The other interesting bit from Quinn’s presentation above is that the El Capitan system will make use of the Tri-lab Operating System Stack (TOSS) and the Tri-lab Common Environment (TCE) systems software created by Lawrence Livermore, Sandia National Laboratories, and Los Alamos National Laboratory. This software normally runs on the more generic capacity clusters at these three US Department of Energy labs, while the capability-class machines run the software stack provided by the prime contractors of the machines – IBM did Red Hat Enterprise Linux and other stuff and Cray had a variant of SUSE Linux that was tweaked to run on its iron and to support Cray’s compilers and runtimes.

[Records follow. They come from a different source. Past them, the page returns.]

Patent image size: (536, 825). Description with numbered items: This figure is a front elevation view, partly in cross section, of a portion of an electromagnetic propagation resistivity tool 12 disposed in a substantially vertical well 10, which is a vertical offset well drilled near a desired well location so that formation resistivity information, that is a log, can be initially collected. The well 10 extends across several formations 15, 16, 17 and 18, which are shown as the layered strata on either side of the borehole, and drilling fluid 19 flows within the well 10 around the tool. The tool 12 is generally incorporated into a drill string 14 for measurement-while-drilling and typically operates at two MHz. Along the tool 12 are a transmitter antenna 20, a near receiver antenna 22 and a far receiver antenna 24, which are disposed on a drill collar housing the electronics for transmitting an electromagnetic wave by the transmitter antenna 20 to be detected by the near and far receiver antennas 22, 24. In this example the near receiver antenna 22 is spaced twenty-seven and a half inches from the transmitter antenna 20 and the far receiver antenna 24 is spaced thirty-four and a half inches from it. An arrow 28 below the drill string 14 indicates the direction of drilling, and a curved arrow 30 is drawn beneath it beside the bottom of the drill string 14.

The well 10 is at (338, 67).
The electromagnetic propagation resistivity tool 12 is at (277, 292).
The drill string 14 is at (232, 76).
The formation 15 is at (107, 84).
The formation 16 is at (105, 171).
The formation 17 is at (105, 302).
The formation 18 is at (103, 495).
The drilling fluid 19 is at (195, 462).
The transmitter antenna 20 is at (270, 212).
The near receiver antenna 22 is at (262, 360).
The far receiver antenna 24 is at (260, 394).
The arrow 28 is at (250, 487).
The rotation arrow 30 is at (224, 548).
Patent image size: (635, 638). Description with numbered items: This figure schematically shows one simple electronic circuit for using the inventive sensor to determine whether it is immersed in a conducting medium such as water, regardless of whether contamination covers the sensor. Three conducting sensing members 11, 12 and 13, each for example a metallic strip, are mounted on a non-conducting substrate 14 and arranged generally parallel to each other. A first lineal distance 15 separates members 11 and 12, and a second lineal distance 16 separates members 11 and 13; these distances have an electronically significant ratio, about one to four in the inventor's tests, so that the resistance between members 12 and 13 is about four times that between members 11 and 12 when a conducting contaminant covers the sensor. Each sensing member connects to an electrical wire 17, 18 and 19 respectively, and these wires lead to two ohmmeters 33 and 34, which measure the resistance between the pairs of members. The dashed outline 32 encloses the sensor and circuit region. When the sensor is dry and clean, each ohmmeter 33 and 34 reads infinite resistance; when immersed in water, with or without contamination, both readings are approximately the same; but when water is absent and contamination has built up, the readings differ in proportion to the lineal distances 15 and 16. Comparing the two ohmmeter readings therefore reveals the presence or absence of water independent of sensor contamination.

The system will also employ the homegrown Flux resource management framework, a next-generation to the SLURM resource manager that was also created at Lawrence Livermore. SLURM thinks about nodes, but Flux assumes that job schedulers and workload managers might change over time, or be used concurrently, just like Google’s Borg/Omega cluster controller and job scheduler does. (We need to spend a little more time analyzing Flux. . . .)
The El Capitan system will have near-node local storage based on the Rabbit architecture, which we mentioned above and which we wrote about here in detail a little more than a year ago. Rabbit is a kind of disaggregated flash storage, kind of like a DPU running only storage protocols on PCI-Express switching with low-latency NVM-Express drives talking directly to the flash. It is both converged with the compute like local storage and yet separate from it like a storage area network. HPE and Lawrence Livermore are also working on a “New HPE/LLNL I/O stack,” and we are curious as to what that might be.